One of the biggest breakthroughs of 2017 was the approval of two novel chimeric antigen receptor T-cell (CAR T-cell) therapies, tisagenlecleucel and axicabtagene ciloleucel, for the treatment of certain B-cell hematologic malignancies. CAR T cells represent the next generation of immunotherapy and continue to be an area of active research. At the 2017 American Society of Hematology Annual Meeting, results were presented from two studies evaluating CAR T cells in patients with refractory aggressive B-cell lymphoma.

Results from the multicenter, phase II ZUMA1 trial, which evaluated the safety and efficacy of the recently approved CD19-targeting CAR T cell therapy axicabtagene ciloleucel in patients with refractory aggressive B-cell lymphoma, were presented by Sattva Neelapu, MD (MD Anderson Cancer Center, Houston, Texas, United States). In this trial, patients (N = 111) achieved an 82% objective response rate (ORR) when treated with axicabtagene ciloleucel, including a 54% rate of complete response (CR). At 15.4 months follow-up, 42% of responding patients were still in response. The estimated 18-month overall survival rate was 52%. Axicabtagene ciloleucel was associated with a high rate of hematologic adverse events (AEs). The most common grade 3/4 AEs were neutropenia (78%), anemia (43%), and thrombocytopenia (38%). Grade 3/4 cytokine release syndrome occurred in 13% of patients receiving axicabtagene ciloleucel, and 28% experienced neurologic events.

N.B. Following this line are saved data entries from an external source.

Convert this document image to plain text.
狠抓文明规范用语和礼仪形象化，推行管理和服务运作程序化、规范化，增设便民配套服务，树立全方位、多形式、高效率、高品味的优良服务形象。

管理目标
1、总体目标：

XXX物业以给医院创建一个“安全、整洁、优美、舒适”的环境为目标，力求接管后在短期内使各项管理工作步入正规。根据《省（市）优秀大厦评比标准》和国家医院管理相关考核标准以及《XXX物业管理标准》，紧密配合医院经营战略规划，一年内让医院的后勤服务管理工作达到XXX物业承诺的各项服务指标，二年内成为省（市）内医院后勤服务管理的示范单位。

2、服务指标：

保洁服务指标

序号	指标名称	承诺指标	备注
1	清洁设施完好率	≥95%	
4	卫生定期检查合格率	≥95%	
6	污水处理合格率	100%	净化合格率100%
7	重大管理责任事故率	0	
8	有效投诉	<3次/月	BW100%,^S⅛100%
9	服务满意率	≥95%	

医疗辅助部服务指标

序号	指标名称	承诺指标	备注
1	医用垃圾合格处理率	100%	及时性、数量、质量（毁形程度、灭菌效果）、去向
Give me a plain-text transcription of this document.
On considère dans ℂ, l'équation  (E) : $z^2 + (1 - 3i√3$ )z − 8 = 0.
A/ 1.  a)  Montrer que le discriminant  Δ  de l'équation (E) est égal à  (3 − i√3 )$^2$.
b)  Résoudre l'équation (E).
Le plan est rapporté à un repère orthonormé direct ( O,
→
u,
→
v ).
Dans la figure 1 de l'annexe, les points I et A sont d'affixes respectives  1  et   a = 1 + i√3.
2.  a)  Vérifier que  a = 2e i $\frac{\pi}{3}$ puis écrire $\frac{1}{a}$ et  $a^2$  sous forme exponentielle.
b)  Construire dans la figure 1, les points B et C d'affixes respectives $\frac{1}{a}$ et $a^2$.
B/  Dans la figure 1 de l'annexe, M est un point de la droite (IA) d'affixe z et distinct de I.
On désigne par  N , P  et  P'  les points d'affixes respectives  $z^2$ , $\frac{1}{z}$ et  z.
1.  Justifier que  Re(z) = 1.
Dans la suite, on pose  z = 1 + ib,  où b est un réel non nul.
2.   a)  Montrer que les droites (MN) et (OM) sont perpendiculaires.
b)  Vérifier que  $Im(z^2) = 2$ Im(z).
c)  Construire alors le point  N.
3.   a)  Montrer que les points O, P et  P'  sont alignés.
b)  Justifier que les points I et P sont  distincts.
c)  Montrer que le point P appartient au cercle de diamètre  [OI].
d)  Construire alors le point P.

Stephen Schuster, MD (Abramson Cancer Center, Philadelphia, Pennsylvania, United States), presented results from JULIET, a pivotal, phase II study examining the safety and efficacy of a second CD19-targeting CAR T cell therapy, CTL019, in 28 patients with relapsed/refractory diffuse large B cell lymphoma (DLBCL) or follicular lymphoma. Treatment with CTL019 resulted in a 64% ORR. The CR rate was 43% in patients with DLBCL and 71% in patients with follicular lymphoma. Responses to CTL019 were durable, with 86% of responding patients with DLBCL and 89% of responding patients with follicular lymphoma maintaining that response at a median 28.6 months follow-up. In patients with DLBCL, CTL019 treatment was associated with a median PFS of 3.2 months and a median OS of 22.2 months. The median OS has not yet been reached for patients with follicular lymphoma. Adverse events of interest occurring in patients treated with CTL019 included cytokine release syndrome (18%) and encephalopathy (11%). One patient died due to unresolved encephalopathy.

Results from both ZUMA1 and JULIET were simultaneously published in the New England Journal of Medicine. In an accompanying editorial, the authors applauded these studies for validating the efficacy of CAR T cells in treatment of B-cell lymphoma, calling these results a “milestone for CAR T cells” After almost a decade of anticipation, the promise of CAR T-cell therapies in hematologic malignancies is beginning to be realized. Despite the promising efficacy of these CAR T-cell therapies, however, the authors noted that this novel therapeutic approach is associated with potentially severe toxicity and high cost, which must be balanced with efficacy on a patient to patient basis.